A half-dozen rusting air conditioners jutted from the corrugated metal walls of the Annex, their compressors chugging full blast—full steam, I caught myself thinking ironically as I tugged open the balky steel door and stepped inside. The air conditioners did manage to lower the humidity a few notches, but they hadn’t made much headway against the heat, and none at all against the smell.
The Anthropology Department’s main quarters—built by bricking in the wedge of space beneath Neyland Stadium’s grandstands, decades before—weren’t exactly prime real estate; far from it. But Stadium Hall was palatial compared with the Annex. In winter the Annex was an icebox, rattling in the wind; in summer, it was a solar oven, its metal panels creaking and popping in the heat. And no matter the season, it stank inside, for the Annex was where we did the dirty work of processing human remains: simmering and scrubbing; separating flesh from bone; removing life’s lingering vestiges.
One corner of the processing room was taken up by an industrial-sized sink, which was flanked on one side by an immense steam-jacketed kettle—a cauldron big enough to simmer an entire skeleton—and on the other by a wide counter that ran the length of the wall. The counter was covered with blue surgical pads to absorb moisture from damp, freshly scrubbed bones, and when I entered, Tyler was laying out the last of the bones we’d brought back from the strip mine, neatly arranging them in anatomical order.
Normally I began my forensic examinations at the skull, but in this case—a case where the questions of age and sex seemed to converge, to entwine, in a pivotal way—I found my eyes drawn first to the pelvis, which confirmed what I’d thought in the field: female, beyond a doubt. The hip bones flared widely, giving them the distinctive shape that always reminded me of elephant ears; the sciatic notches—openings at the base of the sit bones where major nerves emerged from the lower spine—were broad, unlike the narrow notches of a male pelvis; and the pubic bone curved outward and down to create a concavity in her belly and birth canal, making room for babies that this particular female would never have.
But if her pelvis said “woman,” her mouth whispered a different, sadder word to me: “child.” If she had lived to be my age, the ripe old age of thirty-seven, her maxillary sutures—the seams in the roof of her mouth—would have begun smoothing out and filling in, eventually becoming nearly invisible. But the maxillary sutures in the skull I cradled upside down in my hand were rough and bumpy, the bones barely beginning to fuse. In fact, if I hadn’t known from years of study that the bones were slowly joining, I might have concluded that something had struck the hard palate at its center, creating a cruciform pattern of cracks. But it was her life, not her palate, that had shattered.
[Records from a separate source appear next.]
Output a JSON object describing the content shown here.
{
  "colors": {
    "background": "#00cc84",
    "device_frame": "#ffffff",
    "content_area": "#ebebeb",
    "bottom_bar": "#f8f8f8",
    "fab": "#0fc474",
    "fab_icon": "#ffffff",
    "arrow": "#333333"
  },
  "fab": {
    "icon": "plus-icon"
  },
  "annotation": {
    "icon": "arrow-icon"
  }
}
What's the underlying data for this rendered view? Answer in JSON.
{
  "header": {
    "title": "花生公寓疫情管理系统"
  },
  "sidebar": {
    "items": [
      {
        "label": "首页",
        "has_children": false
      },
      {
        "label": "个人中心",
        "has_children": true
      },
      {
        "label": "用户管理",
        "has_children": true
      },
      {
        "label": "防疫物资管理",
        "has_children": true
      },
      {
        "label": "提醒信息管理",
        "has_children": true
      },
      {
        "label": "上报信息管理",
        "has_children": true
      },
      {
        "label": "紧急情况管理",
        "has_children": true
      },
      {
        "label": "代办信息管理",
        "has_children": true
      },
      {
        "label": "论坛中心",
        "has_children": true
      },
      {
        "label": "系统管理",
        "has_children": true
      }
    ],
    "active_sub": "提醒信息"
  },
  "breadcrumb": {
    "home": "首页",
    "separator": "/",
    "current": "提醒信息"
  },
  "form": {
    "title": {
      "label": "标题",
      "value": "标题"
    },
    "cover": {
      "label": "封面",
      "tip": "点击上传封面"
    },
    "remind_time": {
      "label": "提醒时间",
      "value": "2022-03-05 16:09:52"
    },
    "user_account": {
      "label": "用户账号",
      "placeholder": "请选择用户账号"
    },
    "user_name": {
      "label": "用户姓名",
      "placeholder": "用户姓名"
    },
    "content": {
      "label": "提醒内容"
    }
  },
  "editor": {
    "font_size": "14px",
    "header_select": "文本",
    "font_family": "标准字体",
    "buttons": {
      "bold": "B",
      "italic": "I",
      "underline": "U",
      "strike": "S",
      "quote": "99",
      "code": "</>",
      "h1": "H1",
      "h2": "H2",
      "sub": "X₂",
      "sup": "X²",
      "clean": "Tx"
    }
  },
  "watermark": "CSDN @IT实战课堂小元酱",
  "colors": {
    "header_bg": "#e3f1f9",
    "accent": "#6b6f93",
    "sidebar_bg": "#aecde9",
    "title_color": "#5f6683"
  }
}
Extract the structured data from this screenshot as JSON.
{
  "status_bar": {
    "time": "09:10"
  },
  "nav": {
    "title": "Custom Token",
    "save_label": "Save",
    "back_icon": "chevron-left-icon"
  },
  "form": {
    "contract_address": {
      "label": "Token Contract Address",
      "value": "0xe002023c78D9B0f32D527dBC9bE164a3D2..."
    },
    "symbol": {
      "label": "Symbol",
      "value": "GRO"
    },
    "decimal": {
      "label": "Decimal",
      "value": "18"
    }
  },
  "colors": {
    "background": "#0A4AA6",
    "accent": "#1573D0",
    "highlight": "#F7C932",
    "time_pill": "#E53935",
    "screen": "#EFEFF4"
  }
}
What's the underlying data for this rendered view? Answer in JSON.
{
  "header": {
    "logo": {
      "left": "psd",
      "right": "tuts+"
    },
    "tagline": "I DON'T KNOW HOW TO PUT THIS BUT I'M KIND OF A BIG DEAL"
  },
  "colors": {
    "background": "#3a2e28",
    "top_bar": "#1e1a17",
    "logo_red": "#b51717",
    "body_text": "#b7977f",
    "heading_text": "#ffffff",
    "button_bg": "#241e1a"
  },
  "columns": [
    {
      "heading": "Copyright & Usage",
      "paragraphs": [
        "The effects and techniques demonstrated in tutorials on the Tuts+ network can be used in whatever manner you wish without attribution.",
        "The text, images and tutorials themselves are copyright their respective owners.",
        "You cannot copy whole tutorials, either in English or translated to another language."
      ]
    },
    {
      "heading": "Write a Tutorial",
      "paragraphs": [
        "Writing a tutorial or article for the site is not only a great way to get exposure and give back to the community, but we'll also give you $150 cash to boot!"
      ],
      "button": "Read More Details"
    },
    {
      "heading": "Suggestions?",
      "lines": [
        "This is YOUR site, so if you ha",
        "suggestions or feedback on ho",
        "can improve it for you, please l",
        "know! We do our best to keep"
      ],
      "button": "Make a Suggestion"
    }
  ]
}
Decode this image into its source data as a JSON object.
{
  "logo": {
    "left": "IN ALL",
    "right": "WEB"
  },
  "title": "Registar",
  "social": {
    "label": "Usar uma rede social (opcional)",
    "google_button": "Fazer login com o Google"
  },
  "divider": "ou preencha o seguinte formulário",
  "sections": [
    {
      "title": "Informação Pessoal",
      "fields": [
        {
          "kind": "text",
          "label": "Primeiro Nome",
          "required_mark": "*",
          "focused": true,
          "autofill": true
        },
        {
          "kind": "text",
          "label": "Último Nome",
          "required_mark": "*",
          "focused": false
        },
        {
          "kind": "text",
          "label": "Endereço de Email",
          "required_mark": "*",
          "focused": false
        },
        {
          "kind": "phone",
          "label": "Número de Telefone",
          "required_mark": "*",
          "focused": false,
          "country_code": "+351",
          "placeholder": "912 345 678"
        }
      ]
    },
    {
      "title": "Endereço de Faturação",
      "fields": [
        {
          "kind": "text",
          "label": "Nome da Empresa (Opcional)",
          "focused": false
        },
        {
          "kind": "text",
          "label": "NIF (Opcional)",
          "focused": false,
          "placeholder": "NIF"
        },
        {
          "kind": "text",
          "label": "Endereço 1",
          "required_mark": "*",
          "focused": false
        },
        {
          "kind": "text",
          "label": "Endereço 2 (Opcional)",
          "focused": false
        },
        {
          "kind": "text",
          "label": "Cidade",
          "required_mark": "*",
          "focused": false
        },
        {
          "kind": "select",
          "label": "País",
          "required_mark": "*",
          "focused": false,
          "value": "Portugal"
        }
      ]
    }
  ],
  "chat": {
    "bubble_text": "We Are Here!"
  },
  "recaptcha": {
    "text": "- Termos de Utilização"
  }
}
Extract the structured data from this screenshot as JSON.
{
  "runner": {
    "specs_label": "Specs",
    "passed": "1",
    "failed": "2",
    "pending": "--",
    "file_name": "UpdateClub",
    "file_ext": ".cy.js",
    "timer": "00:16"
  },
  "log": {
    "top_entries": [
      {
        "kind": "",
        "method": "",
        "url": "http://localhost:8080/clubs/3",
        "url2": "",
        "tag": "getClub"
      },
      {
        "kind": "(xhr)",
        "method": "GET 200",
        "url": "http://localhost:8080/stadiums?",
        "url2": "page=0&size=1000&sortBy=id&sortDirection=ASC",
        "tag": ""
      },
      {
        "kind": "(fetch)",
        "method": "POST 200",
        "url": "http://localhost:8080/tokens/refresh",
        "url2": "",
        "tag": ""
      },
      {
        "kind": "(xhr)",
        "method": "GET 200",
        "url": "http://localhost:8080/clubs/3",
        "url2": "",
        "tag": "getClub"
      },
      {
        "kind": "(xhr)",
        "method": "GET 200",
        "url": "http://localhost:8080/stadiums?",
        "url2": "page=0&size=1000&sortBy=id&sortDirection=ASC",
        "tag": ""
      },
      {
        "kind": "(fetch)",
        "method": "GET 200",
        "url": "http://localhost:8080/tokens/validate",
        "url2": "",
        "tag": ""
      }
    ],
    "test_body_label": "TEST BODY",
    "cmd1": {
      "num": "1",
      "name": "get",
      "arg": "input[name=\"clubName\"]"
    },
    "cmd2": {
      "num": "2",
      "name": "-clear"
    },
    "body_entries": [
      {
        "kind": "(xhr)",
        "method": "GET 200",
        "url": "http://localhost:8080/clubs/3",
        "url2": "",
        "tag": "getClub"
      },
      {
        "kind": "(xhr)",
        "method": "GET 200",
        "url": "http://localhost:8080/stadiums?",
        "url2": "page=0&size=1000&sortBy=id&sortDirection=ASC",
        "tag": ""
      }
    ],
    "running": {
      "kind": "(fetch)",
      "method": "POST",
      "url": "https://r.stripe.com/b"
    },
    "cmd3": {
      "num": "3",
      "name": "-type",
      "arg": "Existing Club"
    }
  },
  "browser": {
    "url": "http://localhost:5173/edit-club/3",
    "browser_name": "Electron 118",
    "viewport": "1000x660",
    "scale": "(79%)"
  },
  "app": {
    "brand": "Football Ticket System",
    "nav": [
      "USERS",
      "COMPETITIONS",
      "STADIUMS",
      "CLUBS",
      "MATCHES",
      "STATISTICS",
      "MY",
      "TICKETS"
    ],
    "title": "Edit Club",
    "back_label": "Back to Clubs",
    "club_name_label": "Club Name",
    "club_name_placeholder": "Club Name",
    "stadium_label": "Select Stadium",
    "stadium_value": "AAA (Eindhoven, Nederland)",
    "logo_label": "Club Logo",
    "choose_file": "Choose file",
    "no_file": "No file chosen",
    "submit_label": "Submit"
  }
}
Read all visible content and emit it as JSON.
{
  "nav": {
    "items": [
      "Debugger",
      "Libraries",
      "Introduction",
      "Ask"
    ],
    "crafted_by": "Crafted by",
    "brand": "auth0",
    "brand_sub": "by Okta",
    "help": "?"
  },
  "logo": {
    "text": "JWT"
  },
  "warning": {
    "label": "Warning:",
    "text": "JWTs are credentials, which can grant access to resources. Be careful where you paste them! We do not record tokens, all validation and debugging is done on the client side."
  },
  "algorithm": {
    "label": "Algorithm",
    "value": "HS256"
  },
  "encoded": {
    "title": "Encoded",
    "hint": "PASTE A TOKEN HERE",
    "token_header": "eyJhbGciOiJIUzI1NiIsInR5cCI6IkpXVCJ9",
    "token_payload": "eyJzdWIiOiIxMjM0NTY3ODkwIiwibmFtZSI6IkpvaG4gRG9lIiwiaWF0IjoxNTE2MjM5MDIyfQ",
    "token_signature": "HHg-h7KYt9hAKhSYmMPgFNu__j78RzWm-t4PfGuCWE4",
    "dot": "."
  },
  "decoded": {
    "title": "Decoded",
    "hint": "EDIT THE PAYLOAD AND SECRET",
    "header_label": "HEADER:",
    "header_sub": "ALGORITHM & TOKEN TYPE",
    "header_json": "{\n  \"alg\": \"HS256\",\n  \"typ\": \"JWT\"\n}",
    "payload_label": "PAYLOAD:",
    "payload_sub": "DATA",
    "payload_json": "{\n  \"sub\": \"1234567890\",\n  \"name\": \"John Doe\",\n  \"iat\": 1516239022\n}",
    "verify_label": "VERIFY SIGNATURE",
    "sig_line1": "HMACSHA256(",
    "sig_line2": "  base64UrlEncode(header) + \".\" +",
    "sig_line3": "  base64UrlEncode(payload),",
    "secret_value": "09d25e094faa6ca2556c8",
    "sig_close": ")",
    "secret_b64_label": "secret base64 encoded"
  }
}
Tyler studied my face as I studied the dead girl’s skull. “How old you think she is?”
“Not old enough,” I said. “Fourteen; fifteen, tops. But maybe only twelve or thirteen.”
He frowned and shook his head—not in disagreement, but in dismay. “That’s what I figured, too, but I was hoping you’d tell me I was wrong.”
“Any skeletal trauma?”
“A couple healed fractures in the arms,” he said. “One in the left humerus, the other in the right radius, about three inches above the wrist. And two ribs. But nothing perimortem. Nothing I could see, anyhow. Maybe you’ll spot something I’ve missed.”
I pored over every bone twice—with my eyes and with my fingertips—in search of a fresh, unhealed fracture, or the ragged nick of a knife blade, or a telltale smear of lead from a passing bullet—but there was nothing to be found. Finally, circling back to the skull once more, I shone a flashlight through the foramen magnum and peered inside the cranial vault, in case there was a fracture on the inner surface that might have ruptured one of the meningeal arteries, the arteries carrying blood to the brain. “I’m not seeing anything, either,” I said. “Doesn’t mean she wasn’t killed. Just means that any injuries she had were soft-tissue trauma.” I took a final look into the cranial vault. “Oh, hey, did you find a wasp nest in here?”
He reached up and plucked a small gray object from the narrow shelf above the counter, then dropped it into my palm. A dozen or so hollow, hexagonal cells made of dry, papery pulp, it weighed almost nothing. “It’s a little crunched on the sides, from the forceps,” he said. “Getting it out through the foramen magnum was like trying to pull a ship out of a bottle.”
“Any more wasps on board?”
He shook his head. “Nah, I think ol’ Bubba Ray Peckerwood done got ’em all.”
“Careful,” I cautioned. “If you slip up and call him Peckerwood to his face, Special Agent Meffert might just feel obliged to open up a can of whup-ass on you.”
“Ha—let him try,” said Tyler. “I’ll lay some yoga on him. He’ll never even know what hit him.”